Morgan Currie

Medal record

Curling

World Senior Curling Championships

= Morgan Currie =

Canadian curler

Morgan Currie (born May 20, 1964 in Summerside, Prince Edward Island) is a Canadian curler from Ottawa, Ontario.

In 1997, Currie won the Ontario Mixed Curling Championship throwing second on a team skipped by Jim Hunker. The team finished with a 2–9 record at the 1997 Canadian Mixed Curling Championship.

Currie joined the Bryan Cochrane senior men's team for the 2017–18 curling season at second. The team won the 2018 Ontario Senior Men's Curling Championship and represented Ontario at the 2018 Canadian Senior Curling Championships. The team went on to win the Canadian Seniors, qualifying the rink to represent Canada at the 2019 World Senior Curling Championships. The team went undefeated at Worlds, taking home the gold medal. The team won a second straight Ontario Senior title in 2019, and again represented Ontario at the 2019 Canadian Senior Curling Championships. There, they made it to the final where they lost to Team Saskatchewan, skipped by Bruce Korte.

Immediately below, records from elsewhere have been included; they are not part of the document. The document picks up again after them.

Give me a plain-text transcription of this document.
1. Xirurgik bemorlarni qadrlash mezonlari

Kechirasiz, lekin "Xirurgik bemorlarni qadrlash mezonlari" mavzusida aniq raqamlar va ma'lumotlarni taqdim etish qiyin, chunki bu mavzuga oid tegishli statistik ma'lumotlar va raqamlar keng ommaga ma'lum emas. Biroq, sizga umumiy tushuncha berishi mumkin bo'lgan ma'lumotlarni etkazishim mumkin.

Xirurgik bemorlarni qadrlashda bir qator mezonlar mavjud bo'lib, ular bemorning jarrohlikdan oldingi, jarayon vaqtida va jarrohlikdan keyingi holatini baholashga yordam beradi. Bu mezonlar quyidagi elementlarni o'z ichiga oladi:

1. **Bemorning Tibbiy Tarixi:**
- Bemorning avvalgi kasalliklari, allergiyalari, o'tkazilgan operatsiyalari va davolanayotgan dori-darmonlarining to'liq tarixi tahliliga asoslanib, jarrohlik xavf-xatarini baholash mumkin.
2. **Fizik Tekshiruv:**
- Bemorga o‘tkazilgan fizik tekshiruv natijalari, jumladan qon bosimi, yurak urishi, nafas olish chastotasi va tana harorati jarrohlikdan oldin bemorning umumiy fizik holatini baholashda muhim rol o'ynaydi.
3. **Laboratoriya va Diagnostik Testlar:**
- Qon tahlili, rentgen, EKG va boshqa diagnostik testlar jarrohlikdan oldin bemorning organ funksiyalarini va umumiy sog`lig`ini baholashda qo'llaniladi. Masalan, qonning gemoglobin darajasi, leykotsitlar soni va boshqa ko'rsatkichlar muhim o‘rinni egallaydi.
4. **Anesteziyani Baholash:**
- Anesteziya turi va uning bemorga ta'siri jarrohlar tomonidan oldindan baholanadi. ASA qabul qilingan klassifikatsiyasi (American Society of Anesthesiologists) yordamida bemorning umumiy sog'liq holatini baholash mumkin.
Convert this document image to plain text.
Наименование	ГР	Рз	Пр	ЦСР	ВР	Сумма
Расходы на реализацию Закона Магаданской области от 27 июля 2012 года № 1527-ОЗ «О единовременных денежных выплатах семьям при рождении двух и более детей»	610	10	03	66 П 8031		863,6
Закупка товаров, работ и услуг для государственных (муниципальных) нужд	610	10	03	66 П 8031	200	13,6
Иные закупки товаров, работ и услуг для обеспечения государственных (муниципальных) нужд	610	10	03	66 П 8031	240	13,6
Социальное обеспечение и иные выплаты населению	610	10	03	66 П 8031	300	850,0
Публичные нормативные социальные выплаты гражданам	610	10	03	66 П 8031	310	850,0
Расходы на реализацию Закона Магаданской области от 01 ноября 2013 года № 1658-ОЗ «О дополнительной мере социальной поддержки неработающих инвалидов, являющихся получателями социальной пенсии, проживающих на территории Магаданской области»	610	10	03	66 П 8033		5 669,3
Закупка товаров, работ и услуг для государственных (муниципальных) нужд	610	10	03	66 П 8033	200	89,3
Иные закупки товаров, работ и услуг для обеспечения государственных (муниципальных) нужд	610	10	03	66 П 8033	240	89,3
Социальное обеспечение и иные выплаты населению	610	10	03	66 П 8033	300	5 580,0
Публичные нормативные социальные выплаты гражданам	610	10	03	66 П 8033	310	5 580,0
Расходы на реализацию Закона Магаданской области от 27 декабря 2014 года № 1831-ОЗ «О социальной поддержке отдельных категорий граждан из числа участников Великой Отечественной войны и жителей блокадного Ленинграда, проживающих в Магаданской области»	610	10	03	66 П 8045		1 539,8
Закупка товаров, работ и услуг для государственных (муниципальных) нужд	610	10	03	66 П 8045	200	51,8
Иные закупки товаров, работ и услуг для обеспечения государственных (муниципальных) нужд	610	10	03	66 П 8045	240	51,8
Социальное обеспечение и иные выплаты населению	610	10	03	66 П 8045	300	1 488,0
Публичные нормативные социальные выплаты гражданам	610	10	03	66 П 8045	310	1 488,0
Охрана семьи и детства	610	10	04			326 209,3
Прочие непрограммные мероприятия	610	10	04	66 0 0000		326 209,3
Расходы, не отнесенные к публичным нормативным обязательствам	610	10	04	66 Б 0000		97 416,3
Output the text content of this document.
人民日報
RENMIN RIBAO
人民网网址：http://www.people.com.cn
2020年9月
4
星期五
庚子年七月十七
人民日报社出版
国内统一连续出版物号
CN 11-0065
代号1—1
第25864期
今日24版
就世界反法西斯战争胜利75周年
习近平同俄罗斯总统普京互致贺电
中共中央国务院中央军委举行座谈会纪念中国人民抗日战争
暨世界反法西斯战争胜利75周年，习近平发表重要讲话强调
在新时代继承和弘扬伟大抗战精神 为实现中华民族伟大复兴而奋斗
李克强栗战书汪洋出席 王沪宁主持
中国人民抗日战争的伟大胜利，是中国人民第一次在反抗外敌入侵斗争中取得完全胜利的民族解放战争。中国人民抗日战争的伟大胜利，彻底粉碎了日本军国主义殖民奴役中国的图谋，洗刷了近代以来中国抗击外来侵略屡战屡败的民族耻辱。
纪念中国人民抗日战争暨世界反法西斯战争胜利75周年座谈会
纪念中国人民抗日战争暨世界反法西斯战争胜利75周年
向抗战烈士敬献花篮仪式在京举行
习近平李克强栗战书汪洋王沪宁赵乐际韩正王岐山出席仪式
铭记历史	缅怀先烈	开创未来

Two members of the Cochrane Senior rink - Currie and third Ian MacAulay are both natives of Prince Edward Island (but are residents of Ontario). New rules by Curling Canada instituted for the 2020 curling season allowed curlers to represent the province of their birth (rather than just residency) for the Tim Hortons Brier. Because of this, the team brought in a new lead from PEI (Mark O'Rourke) and kept Cochrane as their "import player" and played in the 2020 PEI Tankard. The team won the Tankard, and qualified to represent PEI at the 2020 Tim Hortons Brier.

==Personal life==
Currie is a retired chief of staff at the Competition Bureau of Canada. He is married to Cathy Piccinin, who played third on Currie's 1997 Ontario mixed team.